第237話 冒険者パーティに会ってみよう
すでに、テーブルでは、宴が始まっているようで、
たくさんの肉料理に飲み物が所狭しと置いてあった。
「よし、皆の者、明日から2日間一緒に冒険にきてくれることになった
ヒビキ殿じゃ」
座っているみんなの視線とはうらはらに大きな声で、紹介してくれた。
「ヒビキです。短い間ですが、よろしくお願いします」
僕は、一礼をするが、あんまり興味はなさそうだった。
「ヒビキ殿、隣に座って」
僕は、促された場所に彼と同時に座ると、
あたりを見回した。
「わしは、紹介したが、正面に座ってるのが、
エドワードじゃ、わしの息子だ」
「エドワードです」
黒色の服装に身を包んだ、小柄な男性だ。
きっと、ドワーフだろう。
「で、わしの隣が、ペテだ」
「ご紹介預かりました、ペテ・ラガリィです」
「王国で唯一の賢者じゃ。
ドワーフなのに賢者とか、あほじゃろ」
「あほとは、なんだ。

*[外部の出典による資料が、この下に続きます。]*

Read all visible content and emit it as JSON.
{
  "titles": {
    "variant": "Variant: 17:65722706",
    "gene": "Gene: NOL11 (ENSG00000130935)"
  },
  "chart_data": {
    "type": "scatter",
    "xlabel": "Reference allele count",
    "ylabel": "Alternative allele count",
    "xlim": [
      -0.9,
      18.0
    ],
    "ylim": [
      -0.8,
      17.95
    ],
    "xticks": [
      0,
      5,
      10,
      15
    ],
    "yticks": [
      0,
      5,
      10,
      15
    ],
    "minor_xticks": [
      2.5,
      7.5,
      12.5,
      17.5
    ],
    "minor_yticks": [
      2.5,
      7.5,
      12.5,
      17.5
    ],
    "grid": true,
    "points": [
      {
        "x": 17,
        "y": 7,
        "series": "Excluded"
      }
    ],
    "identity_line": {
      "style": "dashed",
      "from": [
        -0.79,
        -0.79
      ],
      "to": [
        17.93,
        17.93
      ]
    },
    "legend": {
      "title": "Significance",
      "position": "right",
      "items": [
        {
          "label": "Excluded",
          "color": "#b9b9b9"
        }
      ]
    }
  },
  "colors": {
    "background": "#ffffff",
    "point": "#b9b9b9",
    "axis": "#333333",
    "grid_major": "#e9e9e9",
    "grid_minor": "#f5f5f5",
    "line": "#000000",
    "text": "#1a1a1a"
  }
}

あほというお前があほなんじゃ」
彼らは、胸倉をつかみ合ってにらみ合っている。
「親父殿も、ペテ様もおやめください。
姫様の前ですよ」
エドワードさんが、止めにはいった。
「すまん。
で、エドワードの隣におわすのが、
エレメール姫じゃ」
彼女は、こちらをみると、表情も変えずに、ぺこりとした。
「姫、ちゃんとあいさつをしてくださいませ」
「ふん」
「こまったものじゃ。
気にしないでくれたまえ」
姫様は、11~12歳ぐらいの容姿をしていた。
頭には小さな帽子、大きなツインテールに銀髪、幼い顔立ちで、高そうな服装をきていた。
「で、ヒビキくんの奥にいるのが、
大陸からきてもらった、シスター一行じゃ」
手を向けた先には、一人の小柄な女性と鎧甲冑の人がおり、立ち上がってくれた。
一人は15、6歳ぐらいの小柄の女性で、大陸でみたシスターの服装から、
ユキナと同一の教会の人間であることは理解できた。
もう一人は、僕と同じぐらいの身長だと思うが、フルフェイス、フルプレートを着ているためか、
僕より少し大きく感じた。
フルプレートは、おなか廻りが大きく、虹色の雪だるまのような印象をうけた。
フルフェイスには、おおきな耳が二つついており、
ネズミ?カエル?見る人によって、どちらの表現かは。異なるだろう。
シスターは、僕の方を向いて、かわいらしい笑顔を見せてくれた。
「私は、清流教会からまいりました。
アンドレア・カーマイケルと申します。
協会から、派遣されまして、エレメール様の冒険のお伴をするように
言いつけられております。
若輩者で、足を引っ張ると思いますが、
よろしくお願いいたします」
彼女が、頭を下げると、同じように騎士も頭をさげた。
「隣にいる騎士が、私を守るためについてくれてる従者です。
騎士としては優秀なのですが、
内向的であり、前に立つことを嫌うため、
この場は、一礼のみとさせてください」
合わせて、再度深々とお辞儀をすると、
騎士も同じようにお辞儀をした。
「ありがとうですじゃ。
彼は、彼女を守ることが最優先で教会と契約を結んでるのじゃ。
パーティにいるが、パーティ優先じゃないんじゃ。
まぁ、ヒビキ殿、あんまり気にせんでええぞ。
さて、挨拶も終わったし、
宴を始めよう!!!」
彼は、みんなにお酒をくばると乾杯をした。
各々は、騒ぎながらも、でてくる食事を食べ始めた。
それにしても、僕を含めてまともに挨拶をしたのが、
一番年下の女の子っていう事実がなさけない。
少しは、ちゃんと挨拶ができるようにならなくちゃ。